We pulled into the parking lot at the Caverns, got out, stretched our legs and then made the car ready for Heidi to stay in. We made her a nice bed of blankets on the seat, put food and water on one side of the front seat floor, spread newspapers on the other side of the front seat floor and cracked all the windows. We figured all her needs were met. We walked her around and let her empty out before we actually left. We really didn’t think she would need the newspaper, but it was there just in case. She was paper trained, so we anticipated no problems.

So off we went for our Cavern tours and I can tell you, they were, and are, spectacular. If you’re ever in that part of the country, don’t miss this national treasure. Here’s a few pictures to give you the idea.


















After our tours, which took several hours, we returned to the car ready to walk our sweet little dog around and then resume our trip.

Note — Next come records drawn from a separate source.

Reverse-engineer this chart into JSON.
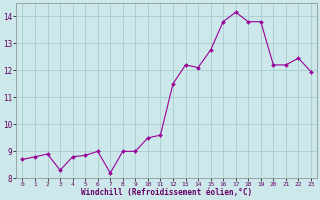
{
  "x": [
    0,
    1,
    2,
    3,
    4,
    5,
    6,
    7,
    8,
    9,
    10,
    11,
    12,
    13,
    14,
    15,
    16,
    17,
    18,
    19,
    20,
    21,
    22,
    23
  ],
  "y": [
    8.7,
    8.8,
    8.9,
    8.3,
    8.8,
    8.85,
    9.0,
    8.2,
    9.0,
    9.0,
    9.5,
    9.6,
    11.5,
    12.2,
    12.1,
    12.75,
    13.8,
    14.15,
    13.8,
    13.8,
    12.2,
    12.2,
    12.45,
    11.95
  ],
  "line_color": "#990099",
  "marker_color": "#990099",
  "bg_color": "#cce8ea",
  "grid_color": "#aacccc",
  "xlabel": "Windchill (Refroidissement éolien,°C)",
  "xlim": [
    -0.5,
    23.5
  ],
  "ylim": [
    8.0,
    14.5
  ],
  "yticks": [
    8,
    9,
    10,
    11,
    12,
    13,
    14
  ],
  "xticks": [
    0,
    1,
    2,
    3,
    4,
    5,
    6,
    7,
    8,
    9,
    10,
    11,
    12,
    13,
    14,
    15,
    16,
    17,
    18,
    19,
    20,
    21,
    22,
    23
  ],
  "xtick_labels": [
    "0",
    "1",
    "2",
    "3",
    "4",
    "5",
    "6",
    "7",
    "8",
    "9",
    "10",
    "11",
    "12",
    "13",
    "14",
    "15",
    "16",
    "17",
    "18",
    "19",
    "20",
    "21",
    "22",
    "23"
  ]
}
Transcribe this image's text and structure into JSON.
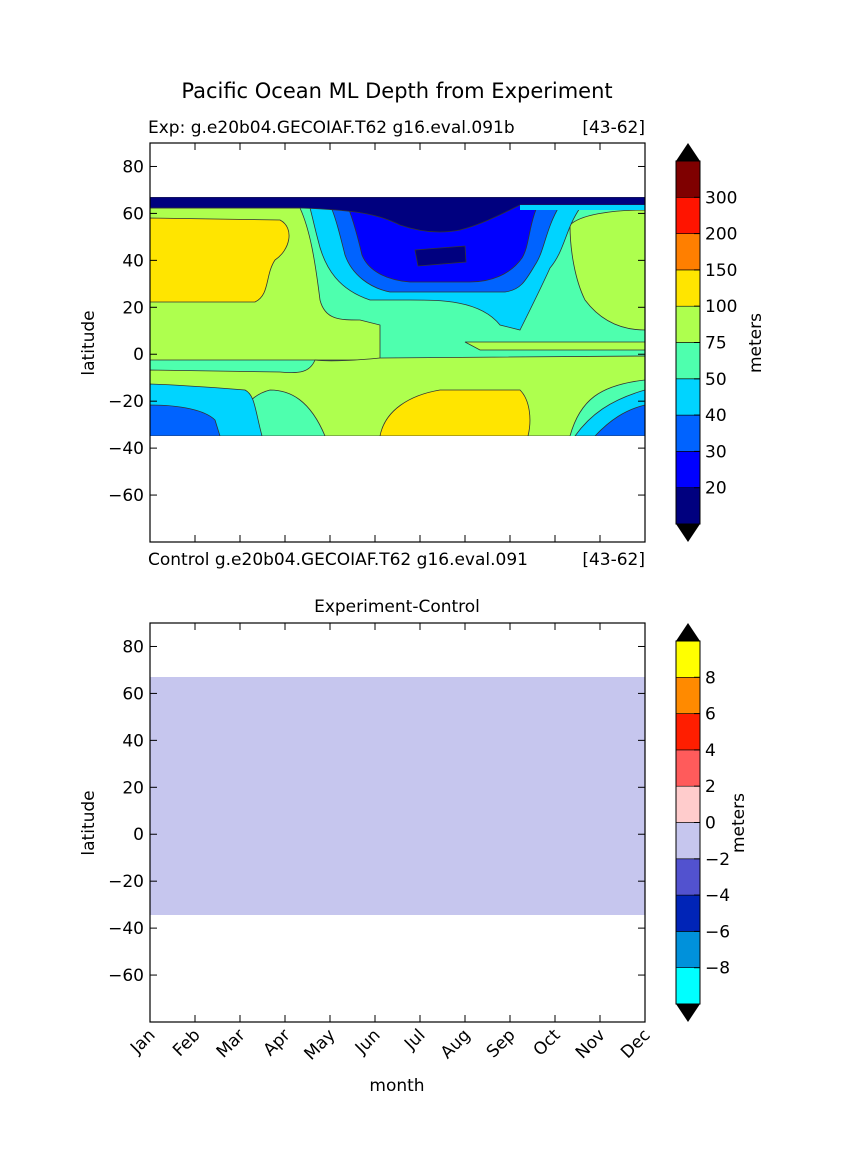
{
  "figure": {
    "title": "Pacific Ocean ML Depth from Experiment"
  },
  "chart_data": [
    {
      "type": "heatmap",
      "panel": "experiment",
      "subtitle_left": "Exp:    g.e20b04.GECOIAF.T62 g16.eval.091b",
      "subtitle_right": "[43-62]",
      "caption_left": "Control g.e20b04.GECOIAF.T62 g16.eval.091",
      "caption_right": "[43-62]",
      "xlabel": "",
      "ylabel": "latitude",
      "ylim": [
        -80,
        90
      ],
      "yticks": [
        80,
        60,
        40,
        20,
        0,
        -20,
        -40,
        -60
      ],
      "data_lat_range": [
        -34,
        67
      ],
      "x_categories": [
        "Jan",
        "Feb",
        "Mar",
        "Apr",
        "May",
        "Jun",
        "Jul",
        "Aug",
        "Sep",
        "Oct",
        "Nov",
        "Dec"
      ],
      "colorbar": {
        "label": "meters",
        "levels": [
          20,
          30,
          40,
          50,
          75,
          100,
          150,
          200,
          300
        ],
        "tick_labels": [
          "20",
          "30",
          "40",
          "50",
          "75",
          "100",
          "150",
          "200",
          "300"
        ],
        "colors": [
          "#00007f",
          "#0000ff",
          "#0063ff",
          "#00d4ff",
          "#4effae",
          "#aeff4e",
          "#ffe500",
          "#ff7f00",
          "#ff1400",
          "#7f0000"
        ],
        "extend": "both",
        "extend_color": "#000000"
      },
      "regions_description": "deep (>100 m) in NW subtropics Jan-Mar near 20-60N and S subtropics Jun-Sep near 15-34S; shallow (<20 m) in N Pacific Jun-Aug 40-67N"
    },
    {
      "type": "heatmap",
      "panel": "difference",
      "subtitle": "Experiment-Control",
      "xlabel": "month",
      "ylabel": "latitude",
      "ylim": [
        -80,
        90
      ],
      "yticks": [
        80,
        60,
        40,
        20,
        0,
        -20,
        -40,
        -60
      ],
      "data_lat_range": [
        -34,
        67
      ],
      "x_categories": [
        "Jan",
        "Feb",
        "Mar",
        "Apr",
        "May",
        "Jun",
        "Jul",
        "Aug",
        "Sep",
        "Oct",
        "Nov",
        "Dec"
      ],
      "uniform_value_range": [
        -2,
        0
      ],
      "colorbar": {
        "label": "meters",
        "levels": [
          -8,
          -6,
          -4,
          -2,
          0,
          2,
          4,
          6,
          8
        ],
        "tick_labels": [
          "-8",
          "-6",
          "-4",
          "-2",
          "0",
          "2",
          "4",
          "6",
          "8"
        ],
        "colors": [
          "#00ffff",
          "#0091db",
          "#0024b7",
          "#5252cf",
          "#c6c6ee",
          "#ffcccc",
          "#ff5b5b",
          "#ff1e00",
          "#ff8a00",
          "#ffff00"
        ],
        "extend": "both",
        "extend_color": "#000000",
        "fill_color": "#c6c6ee"
      }
    }
  ]
}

The smell is what hit us first. As we opened the car door, the smell of shit came rolling out and, literally smacked us in the face. It was like walking into a big wall of stink. You can’t imagine how bad it was until you close yourself in a small room with little air circulation and a large pile of poo for several hours. It was just awful.

At first we thought she had just had a BM and it would be no problem. We’d just roll up the newspaper, throw it away and ride with the windows down for a while. However, then we leaned into the car and we realized that she had stepped in it. Actually, stomped in it might be a more accurate description. Stomped in it thoroughly and repeatedly.

And then walked all over every inch of the car that she could reach with her little shit covered paws. There were shitty paw prints on EVERYTHING. The dashboard was covered, the steering wheel, the seat, the back of the seat, the doors, the windows……she didn’t miss much.

So now what? We were in the parking lot of a National Park, no cleaning supplies at hand, except a box of Kleenex; no car wash anywhere close by, no deodorizers available……..it was truly a very big problem. You don’t exactly want to sit down in a car full of dog shit, getting it all over you while you drive to the nearest town for supplies.

We finally decided the only solution was to try and clean up the mess, the best we could, with paper towels and water from the bathroom. Then we would drive on to the next town, stop at a supermarket and get paper towels, proper cleaning supplies, etc. etc. and do a thorough job.

And so we did.

However, let me assure you that plain water and pathetically thin paper towels did little more than alleviate the most obvious mess on the seats and dashboard and steering wheel. That drive from the parking lot to the nearest town was undoubtedly one of my worst experiences in terms of unpleasantness. It was truly a ride on the Big Stink Express.

And didn’t I smell lovely when I walked into the supermarket to buy cleaning supplies? I have no doubt the people around me thought I had shit my pants or was a fart queen.

Do you suppose little Miss Heidi was pissed off at being left behind and made the mess on purpose? Were we being punished? Are dogs that smart in your opinion? I think yes, but what do you think?